Translating the immune glyco-code
Simon Wisnovsky
Investigator
Summary
Prof. Wisnovsky's lab studies the cell surface glycome, a dense network of sugar molecules that coats the surface of every living cell. The glycome plays a fundamental role in regulating the activity of our immune system, helping immune cells to distinguish normal, healthy cells from abnormal cells and invading pathogens. In diseases like cancer, the structure of the cell-surface glycome becomes profoundly altered, allowing tumour cells to escape immune detection. Prof. Wisnovsky's group applies cutting-edge CRISPR genomic screening technologies to better understand the complex genetic mechanisms that regulate these changes in cellular glycosylation. The overarching goal of his research is to identify druggable pathways that can be targeted to modulate the cell-surface glycome, generating new therapeutic options for the treatment of cancer and autoimmune disease.

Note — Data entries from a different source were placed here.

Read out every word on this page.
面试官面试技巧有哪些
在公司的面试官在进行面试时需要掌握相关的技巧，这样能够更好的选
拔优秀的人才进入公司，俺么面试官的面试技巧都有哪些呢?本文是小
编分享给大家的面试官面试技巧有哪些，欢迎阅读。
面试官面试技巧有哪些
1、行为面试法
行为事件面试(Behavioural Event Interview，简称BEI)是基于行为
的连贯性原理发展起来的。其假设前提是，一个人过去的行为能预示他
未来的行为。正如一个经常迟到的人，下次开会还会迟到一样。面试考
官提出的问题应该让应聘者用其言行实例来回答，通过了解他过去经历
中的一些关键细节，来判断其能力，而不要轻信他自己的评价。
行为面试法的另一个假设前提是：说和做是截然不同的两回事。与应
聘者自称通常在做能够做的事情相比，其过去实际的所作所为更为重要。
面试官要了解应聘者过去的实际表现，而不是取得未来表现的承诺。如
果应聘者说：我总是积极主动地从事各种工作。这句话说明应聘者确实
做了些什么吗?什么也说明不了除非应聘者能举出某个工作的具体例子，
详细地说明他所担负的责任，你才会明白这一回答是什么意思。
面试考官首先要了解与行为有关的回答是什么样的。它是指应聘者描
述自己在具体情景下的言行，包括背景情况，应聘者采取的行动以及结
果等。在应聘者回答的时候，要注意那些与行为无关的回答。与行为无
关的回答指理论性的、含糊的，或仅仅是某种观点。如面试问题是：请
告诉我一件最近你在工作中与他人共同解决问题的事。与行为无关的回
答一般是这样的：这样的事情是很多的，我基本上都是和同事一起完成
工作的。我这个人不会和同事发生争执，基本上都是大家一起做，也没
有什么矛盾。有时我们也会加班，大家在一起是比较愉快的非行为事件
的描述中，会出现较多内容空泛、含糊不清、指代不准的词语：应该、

New technologies for glycome-wide screening
Hundreds of distinct carbohydrate structures (glycans) are attached to thousands of different protein scaffolds on the cell surface. The Wisnovsky lab is building new CRISPR-based technologies that will allow us to directly screen the function of these glycans in a pooled, high-throughput manner. We hope these tools will create new opportunities in translational glycoscience.